と学会がやっていたことは「弱い者いじめ」だったのか?・3

 そもそも『トンデモ本の世界』が出版された1995年はどんな年だったか思い出してほしい。
 そう、地下鉄サリン事件のあった年だ。
 あの事件がどれほど日本を騒がせたか、ご記憶の方は多いはずだ。オウム真理教はオカルトや超能力、フリーメーソン陰謀説や、様々なニセ科学にハマっていた。それらは、マスメディアが無視していたか、あるいは逆に持ち上げていたものだった。(『超能力番組を10倍楽しむ本』でも書いたが、90年代前半まで、超能力を肯定的に扱う番組は実に多かったのだ)
 1995年のあの日まで、ほとんどの日本人はオカルトや超能力や陰謀論やニセ科学にさほど関心がなかったか、あっても「たいしたことじゃない」と侮っていたと思う。
 そこにあの事件が起きた。
 多くの人が存在に気がつかなかった、あるいは何もしないで見過ごしていたものが、気がついたら恐ろしい怪物に成長していた。
「あれはいったい何なんだ!?」と狼狽し、説明を求めていた人たちに、僕らがタイミングよく「トンデモ」という概念を提示した。だから『トンデモの世界』はベストセラーになったのだと思う。
 もちろん、オウム事件に便乗したわけじゃなく、出版予定は前から決まっていて、地下鉄サリン事件がたまたまそれに重なっただけなんだけど。
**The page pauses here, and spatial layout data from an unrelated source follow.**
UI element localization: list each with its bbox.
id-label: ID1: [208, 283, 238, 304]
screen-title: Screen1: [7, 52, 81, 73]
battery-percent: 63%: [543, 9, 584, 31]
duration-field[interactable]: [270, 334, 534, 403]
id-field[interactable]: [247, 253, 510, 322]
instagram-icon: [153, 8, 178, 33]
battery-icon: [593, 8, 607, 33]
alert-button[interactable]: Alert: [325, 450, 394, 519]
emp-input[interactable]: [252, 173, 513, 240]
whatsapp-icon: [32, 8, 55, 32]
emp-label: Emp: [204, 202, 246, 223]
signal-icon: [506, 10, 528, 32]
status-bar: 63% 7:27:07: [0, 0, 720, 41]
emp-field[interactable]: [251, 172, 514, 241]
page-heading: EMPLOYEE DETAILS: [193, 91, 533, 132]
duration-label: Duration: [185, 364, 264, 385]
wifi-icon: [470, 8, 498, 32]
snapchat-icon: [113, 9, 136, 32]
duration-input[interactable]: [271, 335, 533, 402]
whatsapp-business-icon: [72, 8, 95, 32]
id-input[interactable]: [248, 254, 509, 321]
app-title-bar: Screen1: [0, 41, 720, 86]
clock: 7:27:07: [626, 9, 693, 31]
 これは『トンデモノストラダムスの世界』で書いたけど、僕は五島勉氏が『ノストラダムスの大予言』という本を書かなかったら、オウム事件は起こらなかったと思っている。
 無論、『ノストラダムスの大予言』を読んだ時点で、オウムの台頭を予想するのは誰にも無理だったろう。でも後知恵で見て、因果関係があるのは否定できない。
 言い換えれば、今はまだたいしたことがないように見えるトンデモ説でも、将来、怪物に成長する可能性があるということだ。
 今も日本には、多数のトンデモ説が乱れ飛んでいる。そのどれかが新たなオウム事件の萌芽になるのか、今の段階ではまったく予想できない。でも、常に誰かが目を光らせていなければいけないんじゃないだろうか?

 実際、僕も予想できなかったことがいくつもある。
 たとえば『トンデモ本の世界R』(2001)で、石橋輝勝『武器としての電波の悪用を糾弾する!』という本を紹介した。自分は世界を支配する組織から電波攻撃を受けていると主張する、典型的な関係妄想の本だった。だが、自費出版されたマイナーな本であり、大きな影響力などないと思っていた。
 まさか著者が2003年に民主党推薦で千葉県八街市議会議員選挙に立候補して当選したり、「テクノロジー犯罪被害ネットワーク」なんてものを結成したりするなんて、まったく予想していなかった。

 あるいは『トンデモ本1999』で取り上げた谷口裕司『宇宙からお母さんへのメッセージ』という本。著者は育児文化研究所という団体を主催しており、全国に10万人以上の会員がいるという。この本は、おなかの中の赤ちゃん、それどころかまだ妊娠さえしていない赤ちゃんがテレパシーで語りかけてくるという本だ。地球にはすでに大勢の宇宙人が来ていて、人類を指導しているとも書かれていた。
 僕は育児文化研究所という団体がUFOカルト化していることに漠然と不安は抱いた。
 だが、この時点で、すでに誤った指導のせいで犠牲者が出ていたなんて思いもしなかった。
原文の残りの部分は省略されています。